Quelle conclusion peut-on en tirer ? Le réalisateur a pris une source dans laquelle le personnage principal lui était proche d'esprit, et l'a adaptée naïvement, sans essayer de pénétrer la pensée plus profonde de London.
Marcello n'a pas vu (ou a délibérément omis) l'ironie avec laquelle London décrit la réaction de l'entourage à l'individualisme d'Eden, de sorte que les réflexions de Martin sur les travailleurs comme une société d'esclaves ignorant l'individualité, obligés de servir d'une manière ou d'une autre les maîtres individualistes, les «bêtes blondes», sont présentées ici tout à fait sérieusement.
En bref, une tendre et fragile histoire d'amour se transforme en une déclaration politique étrange et ambiguë.
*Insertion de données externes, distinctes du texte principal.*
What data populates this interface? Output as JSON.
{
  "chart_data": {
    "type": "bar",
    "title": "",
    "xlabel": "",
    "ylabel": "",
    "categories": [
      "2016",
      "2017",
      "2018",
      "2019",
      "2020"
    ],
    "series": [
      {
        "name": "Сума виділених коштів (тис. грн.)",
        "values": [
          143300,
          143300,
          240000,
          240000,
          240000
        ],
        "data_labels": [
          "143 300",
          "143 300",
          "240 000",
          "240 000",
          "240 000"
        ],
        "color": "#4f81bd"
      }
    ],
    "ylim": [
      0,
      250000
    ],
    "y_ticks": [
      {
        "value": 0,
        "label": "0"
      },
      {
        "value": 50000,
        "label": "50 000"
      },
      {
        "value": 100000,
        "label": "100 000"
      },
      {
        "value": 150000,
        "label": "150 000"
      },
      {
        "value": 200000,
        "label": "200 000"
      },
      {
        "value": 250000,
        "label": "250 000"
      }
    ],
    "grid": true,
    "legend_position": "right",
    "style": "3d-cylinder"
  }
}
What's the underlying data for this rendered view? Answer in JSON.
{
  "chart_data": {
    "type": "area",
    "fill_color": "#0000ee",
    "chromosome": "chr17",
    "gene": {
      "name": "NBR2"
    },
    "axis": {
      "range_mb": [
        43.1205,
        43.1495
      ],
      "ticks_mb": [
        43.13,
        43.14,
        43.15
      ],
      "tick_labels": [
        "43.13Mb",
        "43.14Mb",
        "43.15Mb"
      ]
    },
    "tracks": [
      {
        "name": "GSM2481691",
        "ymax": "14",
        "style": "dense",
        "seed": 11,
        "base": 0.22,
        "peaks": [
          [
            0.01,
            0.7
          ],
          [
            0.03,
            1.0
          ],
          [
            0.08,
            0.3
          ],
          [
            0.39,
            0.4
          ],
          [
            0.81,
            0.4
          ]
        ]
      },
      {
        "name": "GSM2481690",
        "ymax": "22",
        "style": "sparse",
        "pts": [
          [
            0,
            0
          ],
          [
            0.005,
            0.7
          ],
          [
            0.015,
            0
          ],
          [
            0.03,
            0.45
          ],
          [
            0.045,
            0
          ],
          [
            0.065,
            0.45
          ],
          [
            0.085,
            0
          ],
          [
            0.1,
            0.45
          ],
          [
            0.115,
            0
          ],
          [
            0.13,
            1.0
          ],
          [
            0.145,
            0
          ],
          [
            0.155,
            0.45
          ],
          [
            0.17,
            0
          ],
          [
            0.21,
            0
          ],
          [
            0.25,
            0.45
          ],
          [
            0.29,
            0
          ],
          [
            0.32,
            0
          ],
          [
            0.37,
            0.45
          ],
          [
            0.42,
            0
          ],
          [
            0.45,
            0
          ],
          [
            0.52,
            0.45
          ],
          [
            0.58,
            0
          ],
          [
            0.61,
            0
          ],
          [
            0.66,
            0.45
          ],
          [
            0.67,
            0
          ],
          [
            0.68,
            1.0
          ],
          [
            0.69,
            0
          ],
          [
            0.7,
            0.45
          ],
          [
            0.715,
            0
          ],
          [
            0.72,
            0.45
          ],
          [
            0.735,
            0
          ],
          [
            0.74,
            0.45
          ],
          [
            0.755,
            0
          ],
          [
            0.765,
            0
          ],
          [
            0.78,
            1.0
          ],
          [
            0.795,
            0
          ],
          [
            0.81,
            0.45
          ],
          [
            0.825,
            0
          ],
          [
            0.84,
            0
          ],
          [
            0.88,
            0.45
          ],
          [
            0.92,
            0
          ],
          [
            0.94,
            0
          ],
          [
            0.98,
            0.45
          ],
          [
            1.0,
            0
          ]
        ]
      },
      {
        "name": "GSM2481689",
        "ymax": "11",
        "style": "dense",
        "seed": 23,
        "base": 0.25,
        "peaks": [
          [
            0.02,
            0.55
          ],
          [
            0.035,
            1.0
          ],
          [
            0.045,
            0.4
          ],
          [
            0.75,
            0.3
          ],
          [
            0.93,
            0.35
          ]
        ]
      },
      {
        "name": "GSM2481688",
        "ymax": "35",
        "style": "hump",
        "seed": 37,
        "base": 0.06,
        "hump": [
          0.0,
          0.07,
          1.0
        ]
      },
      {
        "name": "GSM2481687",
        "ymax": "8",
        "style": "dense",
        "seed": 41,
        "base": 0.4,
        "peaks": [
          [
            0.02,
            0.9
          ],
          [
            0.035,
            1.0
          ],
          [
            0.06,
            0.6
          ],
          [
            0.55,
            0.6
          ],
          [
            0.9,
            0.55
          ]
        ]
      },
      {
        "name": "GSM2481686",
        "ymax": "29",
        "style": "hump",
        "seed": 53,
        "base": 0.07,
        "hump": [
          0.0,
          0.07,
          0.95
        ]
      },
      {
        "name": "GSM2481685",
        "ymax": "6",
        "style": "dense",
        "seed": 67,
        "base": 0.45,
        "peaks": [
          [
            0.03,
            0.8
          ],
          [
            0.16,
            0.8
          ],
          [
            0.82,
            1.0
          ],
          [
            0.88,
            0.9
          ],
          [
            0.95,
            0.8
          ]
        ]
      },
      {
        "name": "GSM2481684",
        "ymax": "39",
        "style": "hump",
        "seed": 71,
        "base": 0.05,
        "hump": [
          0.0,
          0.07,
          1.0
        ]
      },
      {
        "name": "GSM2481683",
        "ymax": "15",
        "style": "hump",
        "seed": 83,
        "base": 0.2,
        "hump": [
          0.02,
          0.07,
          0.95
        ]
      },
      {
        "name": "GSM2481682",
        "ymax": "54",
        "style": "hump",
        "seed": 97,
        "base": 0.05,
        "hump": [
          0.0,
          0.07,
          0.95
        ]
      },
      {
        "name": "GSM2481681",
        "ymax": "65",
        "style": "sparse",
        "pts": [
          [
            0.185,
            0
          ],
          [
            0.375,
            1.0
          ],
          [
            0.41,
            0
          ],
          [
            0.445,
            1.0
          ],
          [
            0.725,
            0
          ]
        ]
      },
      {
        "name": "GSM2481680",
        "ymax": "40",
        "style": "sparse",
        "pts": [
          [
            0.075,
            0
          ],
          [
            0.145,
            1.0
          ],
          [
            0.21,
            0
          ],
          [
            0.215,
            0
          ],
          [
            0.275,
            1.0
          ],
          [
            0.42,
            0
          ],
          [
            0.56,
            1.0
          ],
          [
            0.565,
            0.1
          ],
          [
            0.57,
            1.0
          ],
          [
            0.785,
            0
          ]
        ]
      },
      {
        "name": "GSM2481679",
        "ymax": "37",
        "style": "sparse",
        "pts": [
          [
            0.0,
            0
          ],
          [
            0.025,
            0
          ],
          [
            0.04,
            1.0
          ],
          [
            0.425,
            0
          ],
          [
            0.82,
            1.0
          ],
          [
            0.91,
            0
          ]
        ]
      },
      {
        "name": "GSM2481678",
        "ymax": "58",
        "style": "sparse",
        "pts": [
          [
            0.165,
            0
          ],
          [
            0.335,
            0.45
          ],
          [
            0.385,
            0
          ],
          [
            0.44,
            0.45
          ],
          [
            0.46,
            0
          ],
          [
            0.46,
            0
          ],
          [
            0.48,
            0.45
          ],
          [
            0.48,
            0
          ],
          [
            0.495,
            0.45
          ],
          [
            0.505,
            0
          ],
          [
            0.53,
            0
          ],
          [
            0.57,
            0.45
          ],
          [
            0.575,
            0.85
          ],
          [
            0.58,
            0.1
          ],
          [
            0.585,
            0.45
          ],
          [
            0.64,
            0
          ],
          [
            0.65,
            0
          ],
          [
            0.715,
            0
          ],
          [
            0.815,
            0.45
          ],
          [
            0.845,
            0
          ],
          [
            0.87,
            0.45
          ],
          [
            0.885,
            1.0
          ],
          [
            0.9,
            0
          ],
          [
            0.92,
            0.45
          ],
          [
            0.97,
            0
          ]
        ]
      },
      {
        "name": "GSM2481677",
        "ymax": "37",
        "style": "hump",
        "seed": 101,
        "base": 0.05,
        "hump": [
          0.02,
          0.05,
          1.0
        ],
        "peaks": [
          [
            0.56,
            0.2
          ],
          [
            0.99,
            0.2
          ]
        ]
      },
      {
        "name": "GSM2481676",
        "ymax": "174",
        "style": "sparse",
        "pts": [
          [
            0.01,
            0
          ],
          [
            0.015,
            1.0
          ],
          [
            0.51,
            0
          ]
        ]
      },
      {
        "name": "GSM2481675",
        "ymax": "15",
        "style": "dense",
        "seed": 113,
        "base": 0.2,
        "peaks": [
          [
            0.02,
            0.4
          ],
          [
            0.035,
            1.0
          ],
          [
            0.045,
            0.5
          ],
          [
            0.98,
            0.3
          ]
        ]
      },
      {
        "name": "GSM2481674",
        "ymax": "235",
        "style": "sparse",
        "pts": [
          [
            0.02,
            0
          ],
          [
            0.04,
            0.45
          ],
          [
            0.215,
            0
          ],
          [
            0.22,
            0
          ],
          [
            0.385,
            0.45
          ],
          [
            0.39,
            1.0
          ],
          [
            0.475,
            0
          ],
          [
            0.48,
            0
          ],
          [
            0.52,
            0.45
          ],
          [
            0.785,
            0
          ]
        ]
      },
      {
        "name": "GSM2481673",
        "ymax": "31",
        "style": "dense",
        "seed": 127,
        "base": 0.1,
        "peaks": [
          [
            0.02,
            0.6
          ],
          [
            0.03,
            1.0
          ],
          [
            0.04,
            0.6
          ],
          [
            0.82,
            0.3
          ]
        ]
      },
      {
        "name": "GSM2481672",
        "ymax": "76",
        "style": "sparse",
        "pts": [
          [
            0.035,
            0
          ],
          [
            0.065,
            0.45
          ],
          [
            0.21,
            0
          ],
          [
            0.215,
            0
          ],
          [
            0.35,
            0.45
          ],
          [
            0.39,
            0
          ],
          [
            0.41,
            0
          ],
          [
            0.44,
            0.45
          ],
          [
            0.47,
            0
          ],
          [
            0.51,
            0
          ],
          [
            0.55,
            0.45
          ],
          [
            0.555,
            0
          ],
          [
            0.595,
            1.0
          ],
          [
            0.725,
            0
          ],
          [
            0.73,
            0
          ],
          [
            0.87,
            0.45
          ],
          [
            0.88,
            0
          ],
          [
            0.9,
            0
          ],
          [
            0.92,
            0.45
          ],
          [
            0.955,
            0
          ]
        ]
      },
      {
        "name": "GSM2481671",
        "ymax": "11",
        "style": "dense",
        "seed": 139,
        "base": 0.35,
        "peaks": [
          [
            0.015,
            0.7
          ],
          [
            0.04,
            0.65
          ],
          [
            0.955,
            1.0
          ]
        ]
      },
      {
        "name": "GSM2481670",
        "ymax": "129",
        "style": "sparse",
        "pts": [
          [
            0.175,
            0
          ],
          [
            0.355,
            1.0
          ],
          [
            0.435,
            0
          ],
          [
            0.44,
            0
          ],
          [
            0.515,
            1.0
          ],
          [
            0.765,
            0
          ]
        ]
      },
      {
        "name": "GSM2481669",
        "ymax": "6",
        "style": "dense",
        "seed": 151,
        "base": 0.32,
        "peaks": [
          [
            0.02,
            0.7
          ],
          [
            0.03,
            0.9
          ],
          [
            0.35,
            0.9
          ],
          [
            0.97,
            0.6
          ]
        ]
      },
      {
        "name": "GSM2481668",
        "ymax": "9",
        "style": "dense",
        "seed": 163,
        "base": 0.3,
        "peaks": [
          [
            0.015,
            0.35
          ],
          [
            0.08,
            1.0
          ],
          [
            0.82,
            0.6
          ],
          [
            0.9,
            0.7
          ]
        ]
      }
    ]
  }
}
Troisième figure, conclusive
Il nous reste à répondre à la dernière question. «Martin Eden» est-il bien adapté ?
Eh bien, il est assez proche de la lettre de l'original, reprenant des passages entiers de Jack London. Il suit la trame narrative, ne changeant parfois que l'ordre de certains événements pour servir le propos du réalisateur. Il est un peu long, surtout vers la fin, mais ainsi on peut faire tenir à l'écran plus de ce qui se passe dans le livre, n'est-ce pas ?
Cependant, une adaptation doit savoir non seulement insérer le plus possible de texte original dans le scénario. Surtout dans des œuvres semi-autobiographiques comme celle-ci, il faut saisir pourquoi et dans quel contexte historique le roman a été écrit, qui était son auteur et quel était son message.
Ainsi, «Martin Eden», un film étonnamment beau et atmosphérique, avec d'excellents travaux de réalisation, de photographie et d'acteurs, et une bande-son réussie, devient précisément une bonne adaptation, que nous recommandons vivement de voir si vous aimez le cinéma européen.
Bonne. Mais pas excellente.
«Martin Eden» sort dans les salles russes le 26 août.